Dozens of Cities Issue Smog Warnings as Winter Haze Descends
A total of 54 cities issued air pollution warnings Sunday, as smog descended across swathes of northern China.
Most of the cities – which are in the Beijing-Tianjin-Hebei region or the Fenwei Plain which includes parts of Shaanxi, Shanxi and Henan provinces — have enforced orange alerts, which are the second-most severe warnings on a tiered scale. Seven of the cities, including the province-level municipalities of Beijing and Tianjin, have issued yellow alerts, one notch below orange.
The alerts coincide with the beginning of the winter heating season in the country’s north, as well as an industrial comeback in the wake of suspended work earlier this year amid the domestic Covid-19 epidemic.
Industrial output has also increased year-on-year for enterprises producing crude steel, coke, cement and sheet glass, as well as those processing crude oil.
This is despite a plan by the environment ministry that says the cement industry should reduce production in the Beijing-Tianjin-Hebei from the beginning of November, in a bid to reduce the polluting sector’s contribution to seasonal smog.
Under a smog action plan, the cities now choked by smog will take localized measures based on their own capacity to reduce pollution.
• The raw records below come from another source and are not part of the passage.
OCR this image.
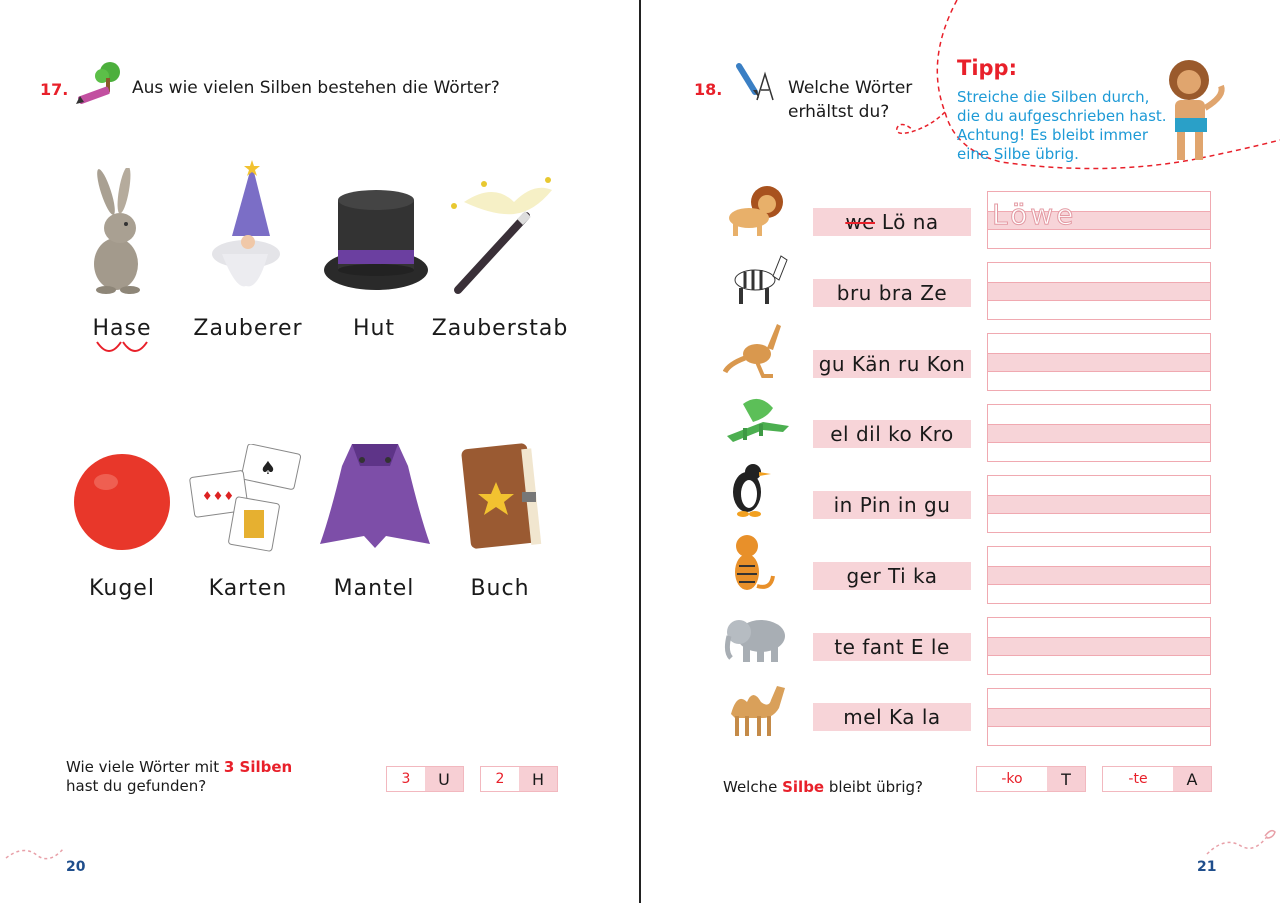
17.	Aus wie vielen Silben bestehen die Wörter?
Hase	Zauberer	Hut	Zauberstab
♠
♦♦♦
Kugel	Karten	Mantel	Buch
Wie viele Wörter mit 3 Silben
hast du gefunden?	3	U	2	H
20
18.	Welche Wörter
erhältst du?
Tipp:
Streiche die Silben durch,
die du aufgeschrieben hast.
Achtung! Es bleibt immer
eine Silbe übrig.
we Lö na	Löwe
bru bra Ze
gu Kän ru Kon
el dil ko Kro
in Pin in gu
ger Ti ka
te fant E le
mel Ka la
Welche Silbe bleibt übrig?	-ko	T	-te	A
21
For example, the Hebei province city of Tangshan, home to many heavy industries including a wealth of steel mills, should be able to cut its output of several smog components including particulate matter by as much as 30% in the short term.
A plan jointly issued in late October by several national ministries and provincial governments put smog targets in place for cities in the Beijing-Tianjin-Hebei and Fenwei Plain regions, setting daily average air pollution goals and limiting them to a certain number of heavily polluted days this winter. However, Beijing had exceeded its quota before the plan was even released.
The current smog event is predicted to end by Wednesday at the latest with the arrival of rainstorms across northern China, followed by a high pressure system rolling into the region from the northwest which will help dispel any remaining airborne contaminants.